Hi David,

However, my feeling is that some proportion of SymPy users will work interactively - in one scope - without defining any Python functions. So they might calculate a polynomial without regard to any assumptions, and then wish to apply an assumption for one specific calculation and hit the problem you encountered.

Agreed.

On the other hand, there must be a notion of the scope of a declaration.

I think all you need to do is redefine x using inconsistent assumptions. This can be done in the same scope - there is no analogy with C or Fortran, where you can't declare a variable twice in the same scope. Indeed, you can call Symbol as many times as you like - it doesn't define anything, it just sets up an instance of a class.

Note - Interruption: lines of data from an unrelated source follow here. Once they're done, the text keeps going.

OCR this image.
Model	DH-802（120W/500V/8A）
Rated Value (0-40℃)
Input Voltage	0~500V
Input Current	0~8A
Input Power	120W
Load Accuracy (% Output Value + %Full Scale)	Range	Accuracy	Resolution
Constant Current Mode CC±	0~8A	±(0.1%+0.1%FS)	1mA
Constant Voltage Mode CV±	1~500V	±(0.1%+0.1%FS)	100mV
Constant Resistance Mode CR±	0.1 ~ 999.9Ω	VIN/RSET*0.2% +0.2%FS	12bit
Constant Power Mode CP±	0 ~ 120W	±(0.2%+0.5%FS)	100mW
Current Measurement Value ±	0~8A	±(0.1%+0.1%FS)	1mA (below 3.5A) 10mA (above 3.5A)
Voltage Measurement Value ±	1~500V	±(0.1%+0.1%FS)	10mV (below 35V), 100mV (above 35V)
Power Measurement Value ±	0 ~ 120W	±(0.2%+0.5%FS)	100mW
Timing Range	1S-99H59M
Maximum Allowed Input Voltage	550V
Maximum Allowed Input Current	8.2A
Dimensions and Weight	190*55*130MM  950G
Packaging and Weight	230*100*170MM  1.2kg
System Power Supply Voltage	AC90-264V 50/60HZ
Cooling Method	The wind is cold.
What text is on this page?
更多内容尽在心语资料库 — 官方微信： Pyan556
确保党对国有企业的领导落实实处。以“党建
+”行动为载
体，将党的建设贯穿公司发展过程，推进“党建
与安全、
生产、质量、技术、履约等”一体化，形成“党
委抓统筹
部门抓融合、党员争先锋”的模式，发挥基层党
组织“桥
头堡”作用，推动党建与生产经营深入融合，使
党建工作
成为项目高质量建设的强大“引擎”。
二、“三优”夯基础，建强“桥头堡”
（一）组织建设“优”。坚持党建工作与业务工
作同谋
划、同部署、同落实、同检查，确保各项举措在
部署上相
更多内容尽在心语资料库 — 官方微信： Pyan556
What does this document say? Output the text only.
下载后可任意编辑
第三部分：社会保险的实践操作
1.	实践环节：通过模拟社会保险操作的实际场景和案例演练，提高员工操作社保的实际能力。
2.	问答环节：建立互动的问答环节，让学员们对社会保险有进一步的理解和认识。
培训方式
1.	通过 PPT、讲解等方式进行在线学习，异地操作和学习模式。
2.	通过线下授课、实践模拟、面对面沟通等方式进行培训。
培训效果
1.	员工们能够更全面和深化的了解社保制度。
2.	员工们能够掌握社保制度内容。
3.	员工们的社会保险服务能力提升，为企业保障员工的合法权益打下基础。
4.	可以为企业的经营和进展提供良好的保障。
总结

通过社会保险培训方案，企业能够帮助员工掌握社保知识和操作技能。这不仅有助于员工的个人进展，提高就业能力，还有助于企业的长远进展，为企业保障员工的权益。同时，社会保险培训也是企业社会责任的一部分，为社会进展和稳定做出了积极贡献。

Unfortunately my OO background/knowledge is not strong enough to understand this properly. Roughly speaking, I know what your words mean, but not what the implications are.

I would have thought that it would not be hard for the SymPy developers to provide a switch that could fault the situation where a symbol is redefined with the same name but different assumptions. I fully accept that this would be mostly useful for interactive work.

IMO it would be good to flag ANY instance of a symbol redefinition that creates a different object than the original one. But if I understood Oscar's reply to your message, this could add a lot of overhead. I suppose there a function which is called each time a new Symbol is instantiated. If that's only called for code that looks like

x = Symbol('x', ...)

then I would not expect a big overhead. But Oscar's reply suggests that it could be called much more frequently.

I feel that gotchas of this sort could cause some real disaster because it might be burried in a mass of algebra, and not be noticed before papers or theses had been written.

Certainly the behavior surprised me, and it means that some of the sympy code I have written in the past month is wrong. Even though it appears to work correctly, that's accidental, not by design.